My favorite thing to do was to read. I would devour any book that I could lay my hands on. Harry Potter was by and large my favorite. I have easily read each of the books in the series over a dozen times. Not only did I like to read. But I was usually the teacher's pet and top of my class.
My less than desirable traits ostracized me from the guys (lack of interest or understanding in sports). My lack of athletic talent or body removed me from the interest list of any of the girls. Anyone that was left was then turned off by my teacher's pet qualities.
So I didn't have any friend. When you're ten years old and have five siblings, you don't really care. I was perfectly fine hanging out with my parents or my siblings and their friends.
Middle School hit though and I began to experience the angst of being a teenager. I desired friends. I desired to be accepted. I eventually made a ton of girl friends (girls that were friends). But it the back of my mind I sought and wanted to be with the guys. I wanted to feel like I mattered and I was important and that I had a life. Everyone at school at stories from the weekend and pictures of themselves and their friends on their binders and in their lockers and I had no one.
Fast forward ten years to my Senior year of college. I have a ton of friends. Now mostly guys. I gave up trying to fit in a long time ago. I just behave as GMSW since there is no one else out there that is me. My friends love me and accept me. My body is in way better shape (not like it was in High School since I was a swimmer, but better than Middle School). I dress exquisitely well (I actually won best dressed in High School). I'm successful and I would say popular on the superficial level, but I keep my number of close friends really small.
I still carry with me the insecurities of having no friends from when I was younger, so I've acquired the habit of taking a lot of pictures.
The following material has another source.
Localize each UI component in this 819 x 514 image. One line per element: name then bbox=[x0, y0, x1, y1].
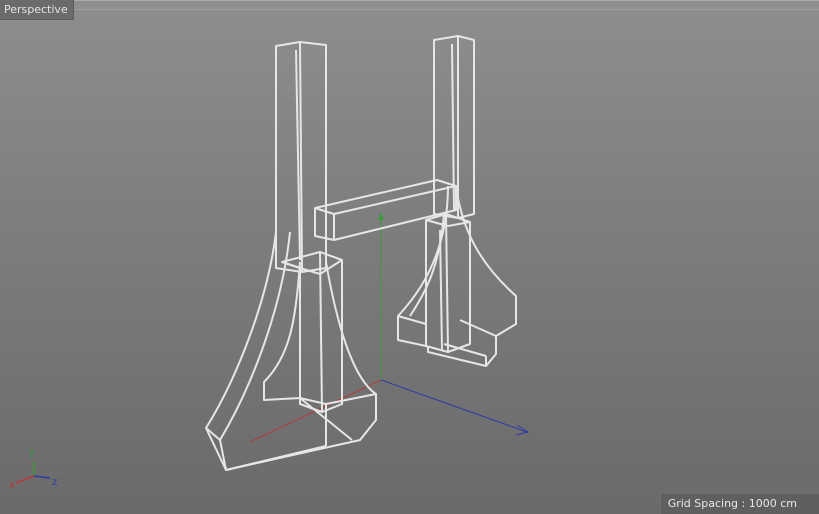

Pictures seem to be tangible proof to my older self that I have friends, I have a life and that people like me.
Pictures are interesting though. When one looks back at a picture, one never thinks back to bad times. A picture only brings back the good and the positive memories. Though sometimes those memories are painful because a relationship has ended since the picture and you really miss the person.
I've been reflecting over relationships I have in my life currently and going through pictures. Some bring happiness, others bring back pain, others bring back regret, others make me nostalgic.
A picture is worth a thousand words. What story will your pictures tell?